Lucas Belvaux n'a pas choisi la facilité en réalisant ce film noir et social. Alors que beaucoup de portes s'ouvraient à lui après le succès de sa superbe trilogie en 2002 : Un Couple, Cavale, et Après la vie, il décide de nous plonger dans un monde ouvrier aussi modeste que gris. Rien de bien glamour donc, mais cet univers devient le théâtre parfait pour un film sombre et militant. Partenaire du réalisateur et producteur Robert Guédiguian chez Agat Films, Lucas Belvaux choisit sa Belgique natale plutôt que Marseille pour développer son histoire, celle de ses grands parents et arrière grands-parents, plusieurs générations de métallos depuis les années 20. Lucas Belvaux connaît bien son sujet et ça se voit.

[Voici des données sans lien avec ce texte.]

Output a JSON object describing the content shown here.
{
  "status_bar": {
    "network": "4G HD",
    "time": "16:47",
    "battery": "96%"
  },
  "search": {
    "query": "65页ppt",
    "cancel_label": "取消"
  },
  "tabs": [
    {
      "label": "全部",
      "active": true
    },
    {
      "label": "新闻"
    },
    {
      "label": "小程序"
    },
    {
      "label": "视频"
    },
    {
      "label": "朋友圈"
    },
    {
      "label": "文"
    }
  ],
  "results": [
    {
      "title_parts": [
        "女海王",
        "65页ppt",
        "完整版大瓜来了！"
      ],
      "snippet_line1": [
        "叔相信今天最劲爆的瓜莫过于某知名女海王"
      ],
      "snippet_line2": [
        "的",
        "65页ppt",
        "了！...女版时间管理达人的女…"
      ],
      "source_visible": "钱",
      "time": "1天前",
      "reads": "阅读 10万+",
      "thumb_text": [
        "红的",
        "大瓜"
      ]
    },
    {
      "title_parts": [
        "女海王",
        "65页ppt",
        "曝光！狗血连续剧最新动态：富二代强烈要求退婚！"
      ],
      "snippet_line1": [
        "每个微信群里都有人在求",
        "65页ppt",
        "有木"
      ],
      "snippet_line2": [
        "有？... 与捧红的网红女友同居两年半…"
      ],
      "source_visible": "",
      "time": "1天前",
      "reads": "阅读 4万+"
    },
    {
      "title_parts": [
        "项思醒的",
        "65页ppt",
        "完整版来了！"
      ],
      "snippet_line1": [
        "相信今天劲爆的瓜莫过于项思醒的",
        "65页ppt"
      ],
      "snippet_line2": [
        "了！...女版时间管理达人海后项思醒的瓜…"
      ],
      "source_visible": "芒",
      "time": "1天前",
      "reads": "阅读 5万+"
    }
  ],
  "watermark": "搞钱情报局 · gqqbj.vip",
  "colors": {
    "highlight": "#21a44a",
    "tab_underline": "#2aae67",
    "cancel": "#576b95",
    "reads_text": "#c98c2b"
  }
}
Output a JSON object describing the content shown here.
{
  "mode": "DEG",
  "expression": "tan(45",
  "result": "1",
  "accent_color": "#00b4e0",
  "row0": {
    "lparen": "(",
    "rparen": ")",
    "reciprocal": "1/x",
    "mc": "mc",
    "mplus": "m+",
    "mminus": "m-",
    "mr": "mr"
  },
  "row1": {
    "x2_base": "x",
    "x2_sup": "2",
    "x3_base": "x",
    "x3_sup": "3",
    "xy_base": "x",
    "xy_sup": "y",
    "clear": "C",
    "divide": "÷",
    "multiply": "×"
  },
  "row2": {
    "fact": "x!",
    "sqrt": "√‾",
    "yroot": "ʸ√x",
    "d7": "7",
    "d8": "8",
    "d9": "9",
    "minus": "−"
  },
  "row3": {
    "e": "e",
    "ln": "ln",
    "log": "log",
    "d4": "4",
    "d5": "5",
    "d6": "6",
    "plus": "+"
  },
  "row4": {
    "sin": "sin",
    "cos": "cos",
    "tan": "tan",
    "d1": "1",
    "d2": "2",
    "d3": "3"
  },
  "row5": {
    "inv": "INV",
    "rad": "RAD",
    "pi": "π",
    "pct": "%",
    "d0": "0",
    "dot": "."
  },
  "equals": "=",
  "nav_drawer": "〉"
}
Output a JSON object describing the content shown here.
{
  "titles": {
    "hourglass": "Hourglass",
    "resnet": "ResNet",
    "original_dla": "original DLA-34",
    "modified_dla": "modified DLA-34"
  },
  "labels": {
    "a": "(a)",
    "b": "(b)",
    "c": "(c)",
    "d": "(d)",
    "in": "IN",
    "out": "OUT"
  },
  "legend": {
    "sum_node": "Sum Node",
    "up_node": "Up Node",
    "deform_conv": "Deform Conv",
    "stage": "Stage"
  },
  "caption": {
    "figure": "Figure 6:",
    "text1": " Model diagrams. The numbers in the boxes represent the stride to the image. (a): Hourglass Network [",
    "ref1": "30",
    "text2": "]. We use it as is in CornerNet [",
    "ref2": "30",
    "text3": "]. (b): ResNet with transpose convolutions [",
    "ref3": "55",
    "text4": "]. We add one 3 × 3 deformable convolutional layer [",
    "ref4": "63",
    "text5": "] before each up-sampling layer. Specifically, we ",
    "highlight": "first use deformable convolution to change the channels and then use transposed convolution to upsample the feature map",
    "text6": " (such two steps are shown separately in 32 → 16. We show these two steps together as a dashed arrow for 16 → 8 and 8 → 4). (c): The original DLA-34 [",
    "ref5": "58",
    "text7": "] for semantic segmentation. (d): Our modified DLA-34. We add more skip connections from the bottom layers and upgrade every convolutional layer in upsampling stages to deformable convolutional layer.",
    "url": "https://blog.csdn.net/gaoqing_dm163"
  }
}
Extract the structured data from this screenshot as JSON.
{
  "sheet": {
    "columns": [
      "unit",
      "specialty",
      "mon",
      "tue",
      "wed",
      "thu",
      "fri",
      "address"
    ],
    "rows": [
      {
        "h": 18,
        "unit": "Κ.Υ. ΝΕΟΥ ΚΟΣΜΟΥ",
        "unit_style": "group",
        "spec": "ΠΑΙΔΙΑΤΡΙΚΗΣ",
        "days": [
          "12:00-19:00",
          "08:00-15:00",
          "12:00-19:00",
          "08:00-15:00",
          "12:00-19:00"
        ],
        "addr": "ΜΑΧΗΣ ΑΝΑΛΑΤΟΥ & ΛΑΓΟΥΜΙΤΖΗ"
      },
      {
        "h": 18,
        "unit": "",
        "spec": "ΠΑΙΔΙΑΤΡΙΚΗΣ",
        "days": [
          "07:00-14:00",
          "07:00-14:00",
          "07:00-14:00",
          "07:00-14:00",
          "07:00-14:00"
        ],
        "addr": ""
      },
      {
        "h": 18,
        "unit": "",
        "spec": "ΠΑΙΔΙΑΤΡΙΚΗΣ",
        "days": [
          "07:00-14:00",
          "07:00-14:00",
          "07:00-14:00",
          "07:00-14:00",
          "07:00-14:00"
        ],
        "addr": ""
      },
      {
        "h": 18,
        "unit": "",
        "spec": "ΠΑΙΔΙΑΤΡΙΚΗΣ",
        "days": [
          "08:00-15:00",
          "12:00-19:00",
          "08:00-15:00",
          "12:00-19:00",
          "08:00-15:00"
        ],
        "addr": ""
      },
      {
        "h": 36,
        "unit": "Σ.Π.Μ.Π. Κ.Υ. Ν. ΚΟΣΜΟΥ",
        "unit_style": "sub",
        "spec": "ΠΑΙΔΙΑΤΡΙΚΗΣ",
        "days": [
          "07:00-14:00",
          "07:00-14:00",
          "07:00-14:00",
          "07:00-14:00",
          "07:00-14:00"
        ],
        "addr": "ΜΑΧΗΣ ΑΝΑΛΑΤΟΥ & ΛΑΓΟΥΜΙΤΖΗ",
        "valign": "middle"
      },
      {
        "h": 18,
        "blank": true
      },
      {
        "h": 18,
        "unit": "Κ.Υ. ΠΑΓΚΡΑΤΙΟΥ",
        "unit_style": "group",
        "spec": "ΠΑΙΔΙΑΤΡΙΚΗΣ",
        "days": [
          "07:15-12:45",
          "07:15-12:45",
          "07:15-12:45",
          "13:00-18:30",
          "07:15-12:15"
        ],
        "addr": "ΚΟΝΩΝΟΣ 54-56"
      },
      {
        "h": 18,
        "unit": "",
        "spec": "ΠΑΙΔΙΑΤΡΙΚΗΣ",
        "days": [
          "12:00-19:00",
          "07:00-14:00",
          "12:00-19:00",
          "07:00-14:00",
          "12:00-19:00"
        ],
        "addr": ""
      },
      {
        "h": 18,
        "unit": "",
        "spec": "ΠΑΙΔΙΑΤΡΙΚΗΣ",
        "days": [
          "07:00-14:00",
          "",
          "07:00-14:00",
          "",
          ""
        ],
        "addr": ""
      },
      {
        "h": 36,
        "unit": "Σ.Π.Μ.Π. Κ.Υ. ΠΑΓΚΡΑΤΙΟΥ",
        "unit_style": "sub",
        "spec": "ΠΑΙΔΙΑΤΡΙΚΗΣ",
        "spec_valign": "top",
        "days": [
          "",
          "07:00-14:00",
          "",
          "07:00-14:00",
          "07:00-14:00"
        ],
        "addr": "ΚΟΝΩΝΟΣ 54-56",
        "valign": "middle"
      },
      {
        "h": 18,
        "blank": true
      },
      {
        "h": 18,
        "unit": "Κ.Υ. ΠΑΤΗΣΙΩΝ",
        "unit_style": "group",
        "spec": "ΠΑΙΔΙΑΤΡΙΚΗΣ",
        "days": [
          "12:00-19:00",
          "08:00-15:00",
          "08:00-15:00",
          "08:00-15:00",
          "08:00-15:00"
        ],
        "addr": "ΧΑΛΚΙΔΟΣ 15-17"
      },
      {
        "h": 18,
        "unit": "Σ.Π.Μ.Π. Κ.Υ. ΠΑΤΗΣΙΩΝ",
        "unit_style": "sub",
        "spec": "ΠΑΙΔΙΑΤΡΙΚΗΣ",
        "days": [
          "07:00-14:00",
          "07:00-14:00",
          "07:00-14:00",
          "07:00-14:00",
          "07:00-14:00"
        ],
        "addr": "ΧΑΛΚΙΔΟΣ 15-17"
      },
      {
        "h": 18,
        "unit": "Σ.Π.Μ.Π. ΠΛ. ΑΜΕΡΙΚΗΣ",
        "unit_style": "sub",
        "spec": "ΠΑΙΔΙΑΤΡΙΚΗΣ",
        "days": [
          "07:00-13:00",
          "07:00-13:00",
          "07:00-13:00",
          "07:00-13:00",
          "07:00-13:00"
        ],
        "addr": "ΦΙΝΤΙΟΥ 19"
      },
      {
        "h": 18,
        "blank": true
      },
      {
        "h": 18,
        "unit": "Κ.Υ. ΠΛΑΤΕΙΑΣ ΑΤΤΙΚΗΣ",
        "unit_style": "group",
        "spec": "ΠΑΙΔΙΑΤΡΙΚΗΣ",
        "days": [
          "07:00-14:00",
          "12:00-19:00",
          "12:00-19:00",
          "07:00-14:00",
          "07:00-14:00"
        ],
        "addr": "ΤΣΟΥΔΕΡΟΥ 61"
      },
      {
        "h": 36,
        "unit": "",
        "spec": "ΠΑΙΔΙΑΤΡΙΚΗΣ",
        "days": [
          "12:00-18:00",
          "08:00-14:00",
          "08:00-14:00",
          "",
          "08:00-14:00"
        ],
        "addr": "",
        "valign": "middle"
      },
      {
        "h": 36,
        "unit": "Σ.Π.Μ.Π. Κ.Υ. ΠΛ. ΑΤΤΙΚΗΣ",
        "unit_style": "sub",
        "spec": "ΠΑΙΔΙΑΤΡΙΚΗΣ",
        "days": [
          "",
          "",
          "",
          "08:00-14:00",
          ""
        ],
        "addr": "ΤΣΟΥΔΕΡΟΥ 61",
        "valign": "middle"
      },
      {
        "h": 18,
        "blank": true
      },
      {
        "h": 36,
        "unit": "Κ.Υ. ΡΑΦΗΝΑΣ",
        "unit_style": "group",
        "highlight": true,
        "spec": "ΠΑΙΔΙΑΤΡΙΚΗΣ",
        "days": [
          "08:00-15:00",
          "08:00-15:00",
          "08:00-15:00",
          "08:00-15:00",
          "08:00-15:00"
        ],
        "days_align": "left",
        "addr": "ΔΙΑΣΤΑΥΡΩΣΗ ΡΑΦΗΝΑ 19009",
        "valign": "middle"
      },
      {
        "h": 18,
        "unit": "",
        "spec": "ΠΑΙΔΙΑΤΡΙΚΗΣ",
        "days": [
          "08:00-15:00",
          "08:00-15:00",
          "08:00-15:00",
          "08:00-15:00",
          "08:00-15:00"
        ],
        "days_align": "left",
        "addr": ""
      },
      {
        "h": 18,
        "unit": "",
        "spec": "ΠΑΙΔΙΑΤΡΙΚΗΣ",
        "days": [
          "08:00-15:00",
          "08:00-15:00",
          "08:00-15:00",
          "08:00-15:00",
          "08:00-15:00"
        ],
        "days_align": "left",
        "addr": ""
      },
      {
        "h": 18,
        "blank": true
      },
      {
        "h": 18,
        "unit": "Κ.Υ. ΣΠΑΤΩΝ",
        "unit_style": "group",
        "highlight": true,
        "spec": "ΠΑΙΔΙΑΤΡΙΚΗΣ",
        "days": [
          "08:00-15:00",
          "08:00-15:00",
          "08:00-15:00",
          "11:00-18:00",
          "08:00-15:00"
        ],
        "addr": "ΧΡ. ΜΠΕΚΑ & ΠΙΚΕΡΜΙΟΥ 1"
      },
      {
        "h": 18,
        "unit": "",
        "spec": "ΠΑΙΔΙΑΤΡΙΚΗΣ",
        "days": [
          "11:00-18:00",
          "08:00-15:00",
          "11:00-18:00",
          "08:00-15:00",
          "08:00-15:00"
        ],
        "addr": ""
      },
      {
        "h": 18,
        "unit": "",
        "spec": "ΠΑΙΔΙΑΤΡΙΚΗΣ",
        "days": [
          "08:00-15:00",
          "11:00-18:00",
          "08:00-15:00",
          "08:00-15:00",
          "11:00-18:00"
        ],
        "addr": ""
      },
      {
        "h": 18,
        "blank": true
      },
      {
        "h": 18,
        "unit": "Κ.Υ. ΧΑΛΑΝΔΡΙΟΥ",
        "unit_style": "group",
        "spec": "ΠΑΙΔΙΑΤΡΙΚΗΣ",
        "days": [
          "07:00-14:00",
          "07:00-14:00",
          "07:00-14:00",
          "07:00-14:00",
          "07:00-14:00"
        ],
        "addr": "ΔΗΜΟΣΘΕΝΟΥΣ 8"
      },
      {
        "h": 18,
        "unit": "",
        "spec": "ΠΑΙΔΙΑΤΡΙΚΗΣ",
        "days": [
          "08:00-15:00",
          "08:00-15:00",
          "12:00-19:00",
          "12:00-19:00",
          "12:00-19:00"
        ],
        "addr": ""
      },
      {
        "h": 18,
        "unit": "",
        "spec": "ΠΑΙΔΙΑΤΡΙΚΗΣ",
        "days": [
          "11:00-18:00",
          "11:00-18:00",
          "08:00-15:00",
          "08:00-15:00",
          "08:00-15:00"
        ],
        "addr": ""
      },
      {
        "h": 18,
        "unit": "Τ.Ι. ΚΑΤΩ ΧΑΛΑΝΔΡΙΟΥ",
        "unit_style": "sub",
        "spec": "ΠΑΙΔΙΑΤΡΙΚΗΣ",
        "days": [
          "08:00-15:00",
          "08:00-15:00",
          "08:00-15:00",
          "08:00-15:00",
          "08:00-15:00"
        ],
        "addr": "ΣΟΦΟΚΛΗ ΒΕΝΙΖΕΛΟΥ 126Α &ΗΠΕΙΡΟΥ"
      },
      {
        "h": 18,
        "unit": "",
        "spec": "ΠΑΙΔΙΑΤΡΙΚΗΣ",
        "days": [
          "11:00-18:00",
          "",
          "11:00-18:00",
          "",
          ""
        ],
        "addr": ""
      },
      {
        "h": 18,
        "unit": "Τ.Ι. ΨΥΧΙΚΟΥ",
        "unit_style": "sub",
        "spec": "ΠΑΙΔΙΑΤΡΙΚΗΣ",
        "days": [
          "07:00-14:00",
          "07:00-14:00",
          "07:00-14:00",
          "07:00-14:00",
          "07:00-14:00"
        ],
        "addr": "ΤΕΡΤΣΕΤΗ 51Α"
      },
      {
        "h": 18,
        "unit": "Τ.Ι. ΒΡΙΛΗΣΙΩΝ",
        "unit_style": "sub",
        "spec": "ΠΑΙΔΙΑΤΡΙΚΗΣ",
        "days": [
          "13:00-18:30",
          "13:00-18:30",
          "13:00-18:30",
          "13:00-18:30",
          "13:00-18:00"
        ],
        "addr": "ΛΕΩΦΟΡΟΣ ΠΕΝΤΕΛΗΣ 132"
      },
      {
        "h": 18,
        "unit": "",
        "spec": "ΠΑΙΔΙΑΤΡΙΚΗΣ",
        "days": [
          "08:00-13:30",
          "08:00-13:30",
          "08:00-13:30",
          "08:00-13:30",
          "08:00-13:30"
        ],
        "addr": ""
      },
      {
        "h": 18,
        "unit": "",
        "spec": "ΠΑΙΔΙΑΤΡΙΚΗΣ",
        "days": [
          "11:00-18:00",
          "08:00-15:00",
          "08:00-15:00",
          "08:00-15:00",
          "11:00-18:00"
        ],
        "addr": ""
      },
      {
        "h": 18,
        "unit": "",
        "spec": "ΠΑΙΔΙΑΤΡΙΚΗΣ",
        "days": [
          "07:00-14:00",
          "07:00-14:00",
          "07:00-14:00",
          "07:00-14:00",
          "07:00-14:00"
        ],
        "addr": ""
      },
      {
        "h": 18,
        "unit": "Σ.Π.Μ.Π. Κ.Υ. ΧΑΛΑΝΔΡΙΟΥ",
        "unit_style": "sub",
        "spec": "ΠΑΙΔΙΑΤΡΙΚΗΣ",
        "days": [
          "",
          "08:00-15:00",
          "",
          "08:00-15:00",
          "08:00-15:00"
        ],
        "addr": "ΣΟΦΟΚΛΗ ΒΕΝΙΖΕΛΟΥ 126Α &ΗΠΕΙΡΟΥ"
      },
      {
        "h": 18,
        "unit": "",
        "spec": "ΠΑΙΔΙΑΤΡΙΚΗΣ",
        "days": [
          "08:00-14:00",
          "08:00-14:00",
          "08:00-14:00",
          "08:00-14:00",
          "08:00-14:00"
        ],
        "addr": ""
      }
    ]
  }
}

En prenant pour héros des ouvriers et des chômeurs belges, le réalisateur ne fait pas seulement du cinéma-vérité, il nous expose les tenants et les aboutissants de la situation économique actuelle dans l'industrie en général. Si dure soit-elle cette réalité économique, identique en France d'ailleurs, permet au spectateur lambda de s'identifier complètement aux personnages, loin des strass et des paillettes. C'est pourquoi les personnages et leur envie de s'en sortir nous touchent vraiment. Quand l'idée germe peu à peu dans leur tête de vouloir faire un casse pour récupérer l'argent de l'usine pour laquelle ils ont tout sacrifié, on les comprend et on les soutient dans cette quête désespérée. Le rire vient donc distiller un peu de fraîcheur et de bonne humeur quand ces bras cassés apprentis braqueurs organisent leur coup.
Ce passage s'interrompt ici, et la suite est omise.